Birth Trauma Week 2020
This week as we move through Birth Trauma Week 2020 (Sept 6 – 12) the rhetoric online has bothered me more than ever. In these troubled times we seem to judge each other now far more than ever and that makes it even more difficult for people to communicate openly and honestly about this difficult subject.
Birth Trauma is not difficult to define, it is simply whatever a woman considers traumatic in her birth. Given the system in which most women experience their labour and birth care is made up predominantly of strangers in a very intimate time, it is no wonder that positive reflections on birth are few and far between. Women will also often initially reflect that unexpectedly harder than they thought or where things haven’t been as they wished or planned is also ‘traumatic’. This too is fraught - the inability to unpack the experience which may need to occur repeatedly to make sense of it - is not afforded many women as the strangers who were present often then disappear and the woman has very limited opportunity to debrief.

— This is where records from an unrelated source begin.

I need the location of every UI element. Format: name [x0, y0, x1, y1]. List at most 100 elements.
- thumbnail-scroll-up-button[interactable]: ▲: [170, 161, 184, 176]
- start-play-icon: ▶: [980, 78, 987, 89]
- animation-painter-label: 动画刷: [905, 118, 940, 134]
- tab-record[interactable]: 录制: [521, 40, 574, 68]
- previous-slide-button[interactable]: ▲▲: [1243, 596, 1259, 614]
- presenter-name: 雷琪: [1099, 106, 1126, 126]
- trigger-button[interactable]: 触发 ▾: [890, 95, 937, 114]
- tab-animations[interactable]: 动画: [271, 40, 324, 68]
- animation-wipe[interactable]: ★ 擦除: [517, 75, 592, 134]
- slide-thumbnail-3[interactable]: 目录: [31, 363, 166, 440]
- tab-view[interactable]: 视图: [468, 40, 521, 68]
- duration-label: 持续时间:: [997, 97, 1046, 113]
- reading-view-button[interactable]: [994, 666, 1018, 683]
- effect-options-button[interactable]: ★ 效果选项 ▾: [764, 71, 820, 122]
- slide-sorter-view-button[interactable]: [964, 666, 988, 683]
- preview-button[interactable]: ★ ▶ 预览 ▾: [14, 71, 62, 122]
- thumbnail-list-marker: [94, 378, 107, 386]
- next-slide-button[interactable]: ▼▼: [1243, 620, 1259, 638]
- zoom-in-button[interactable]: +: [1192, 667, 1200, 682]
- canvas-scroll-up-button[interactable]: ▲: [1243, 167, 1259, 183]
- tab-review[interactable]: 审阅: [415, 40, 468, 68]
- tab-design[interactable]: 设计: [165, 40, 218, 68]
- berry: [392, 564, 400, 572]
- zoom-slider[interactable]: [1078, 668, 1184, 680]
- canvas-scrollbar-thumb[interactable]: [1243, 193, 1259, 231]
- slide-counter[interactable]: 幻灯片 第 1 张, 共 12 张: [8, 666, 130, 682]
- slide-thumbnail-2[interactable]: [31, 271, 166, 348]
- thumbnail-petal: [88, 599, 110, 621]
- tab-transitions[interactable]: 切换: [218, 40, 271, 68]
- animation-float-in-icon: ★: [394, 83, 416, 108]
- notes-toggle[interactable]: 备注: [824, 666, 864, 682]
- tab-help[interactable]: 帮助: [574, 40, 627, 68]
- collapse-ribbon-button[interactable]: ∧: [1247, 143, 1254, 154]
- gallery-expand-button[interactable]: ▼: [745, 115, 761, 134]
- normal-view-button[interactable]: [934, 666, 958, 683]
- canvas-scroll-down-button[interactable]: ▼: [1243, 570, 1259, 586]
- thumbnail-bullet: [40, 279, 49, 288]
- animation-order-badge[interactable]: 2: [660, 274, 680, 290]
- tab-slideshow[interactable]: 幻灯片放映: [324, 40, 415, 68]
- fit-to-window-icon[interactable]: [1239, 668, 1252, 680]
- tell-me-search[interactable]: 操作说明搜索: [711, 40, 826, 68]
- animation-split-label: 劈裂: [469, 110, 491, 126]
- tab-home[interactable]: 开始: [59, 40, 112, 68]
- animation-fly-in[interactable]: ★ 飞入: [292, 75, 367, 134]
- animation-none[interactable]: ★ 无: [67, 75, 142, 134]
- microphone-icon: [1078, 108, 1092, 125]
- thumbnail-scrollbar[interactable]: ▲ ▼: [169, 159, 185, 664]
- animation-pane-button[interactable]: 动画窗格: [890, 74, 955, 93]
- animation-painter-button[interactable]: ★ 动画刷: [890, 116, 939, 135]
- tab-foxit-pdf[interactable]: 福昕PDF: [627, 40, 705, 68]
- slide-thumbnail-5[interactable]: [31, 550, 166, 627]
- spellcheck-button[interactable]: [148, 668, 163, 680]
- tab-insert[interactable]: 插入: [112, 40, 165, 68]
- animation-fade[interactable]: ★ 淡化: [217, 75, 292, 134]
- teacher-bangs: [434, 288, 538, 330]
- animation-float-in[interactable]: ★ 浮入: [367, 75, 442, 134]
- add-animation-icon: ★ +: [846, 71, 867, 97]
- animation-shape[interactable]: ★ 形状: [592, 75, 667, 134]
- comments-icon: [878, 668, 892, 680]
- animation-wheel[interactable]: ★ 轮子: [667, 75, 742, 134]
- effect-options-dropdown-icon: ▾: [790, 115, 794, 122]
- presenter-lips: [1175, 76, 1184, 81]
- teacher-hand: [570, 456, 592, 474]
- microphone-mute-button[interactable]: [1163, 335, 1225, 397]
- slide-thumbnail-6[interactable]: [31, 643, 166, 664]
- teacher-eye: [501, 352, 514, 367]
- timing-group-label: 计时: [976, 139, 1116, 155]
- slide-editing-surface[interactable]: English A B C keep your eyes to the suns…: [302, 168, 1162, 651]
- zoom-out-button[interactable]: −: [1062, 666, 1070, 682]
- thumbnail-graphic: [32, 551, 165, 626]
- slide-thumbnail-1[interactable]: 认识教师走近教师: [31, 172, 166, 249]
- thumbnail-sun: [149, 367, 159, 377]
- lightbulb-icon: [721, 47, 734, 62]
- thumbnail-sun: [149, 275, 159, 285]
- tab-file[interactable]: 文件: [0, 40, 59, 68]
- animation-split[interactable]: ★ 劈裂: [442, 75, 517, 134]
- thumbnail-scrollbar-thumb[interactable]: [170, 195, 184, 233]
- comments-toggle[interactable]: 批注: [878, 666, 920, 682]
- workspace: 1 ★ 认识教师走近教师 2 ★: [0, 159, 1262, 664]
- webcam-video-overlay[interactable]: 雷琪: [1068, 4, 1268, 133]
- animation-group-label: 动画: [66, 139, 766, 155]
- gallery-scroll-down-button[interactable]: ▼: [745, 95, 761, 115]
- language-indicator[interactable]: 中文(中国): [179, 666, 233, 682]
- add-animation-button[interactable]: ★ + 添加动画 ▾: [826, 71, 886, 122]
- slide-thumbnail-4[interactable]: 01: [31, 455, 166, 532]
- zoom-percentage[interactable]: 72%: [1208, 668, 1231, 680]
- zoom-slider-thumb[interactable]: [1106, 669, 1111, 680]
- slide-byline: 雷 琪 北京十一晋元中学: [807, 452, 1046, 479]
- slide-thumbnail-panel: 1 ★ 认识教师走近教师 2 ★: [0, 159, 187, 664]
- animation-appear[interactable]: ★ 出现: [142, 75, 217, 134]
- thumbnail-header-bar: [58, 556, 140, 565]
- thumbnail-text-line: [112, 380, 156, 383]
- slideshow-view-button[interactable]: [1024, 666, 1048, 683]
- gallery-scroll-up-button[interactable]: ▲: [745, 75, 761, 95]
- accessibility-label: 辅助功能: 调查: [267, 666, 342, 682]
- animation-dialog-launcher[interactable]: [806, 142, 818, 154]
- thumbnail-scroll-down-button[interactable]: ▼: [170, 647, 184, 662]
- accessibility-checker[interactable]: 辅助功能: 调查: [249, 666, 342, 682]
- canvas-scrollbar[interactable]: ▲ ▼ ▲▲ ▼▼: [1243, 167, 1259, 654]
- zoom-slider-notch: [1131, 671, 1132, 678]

Birth Trauma Week recognises a physical level of trauma along with the emotional trauma. However it is clear that the insidious nature of psychological trauma is the area of most difficulty -that which sees less than 1 in every 10 women now diagnosed with PTSD in the wake of their birth. This is a mind boggling statistic, particularly when added to the fact that maternal suicide is a leading cause of death in Australia in the year after birth.
So what can and should we do? We cannot resolve unexpected situations in birth. But we can help with how they feel to the woman and her partner. The most valuable element, that piece of gold that resolves so much, is the depth of relational care with those involved in the pregnancy, birth and post birth period. Midwifery continuity of care provides the relational care needed. True relational care requires partnership and reciprocity – the woman must be in control of who is with her and who provides her care, who. It is no surprise that midwife means “with woman”. Midwives are best placed to provide care to the same woman from early pregnancy, in labour, at birth and for six weeks after as the woman transforms to mothering, for the first or many children she has. This model of care is pivotal to the system wide change that is needed.
Midwifery continuity of care eludes most women – they are not told that it exist, or offered a way to find it, or it isn’t available, or it is available but it is not established in such a way that is truly relational. To be in a relationship in this case a partnership, both partners have areas to bring – the woman experience in herself, her baby, her knowledge and depth of understanding about her individual needs, the midwife experience in the birthing continuum, in normal birth, in normal pregnancy and mothering.
If every woman had someone providing their care truly advocating for them, who had their best interests first (rather than their own or following their employer and institutions pathways) birth trauma would still exist, but it would be different. Where things went wrong those involved would talk through the grief, women would go into the space knowing their options and expecting to receive individualized care. The most tragic element of all this is that cost is usually touted as the reason for midwifery continuity of care not being available and the tragedy is that this model is repeatedly demonstrated in evidence to be cheaper, massively less expensive.
For the woman going into birth – consider the implications of having strangers watching you and consider the difference you will feel if the people with you all the way love and care for you in a professional relationship. For those who have experienced trauma – consider your debrief and unpacking it all, consider your next options, seek those who can love and care for you to help you heal. For society – we need to really look at this, as with lots of things in life, and do it better.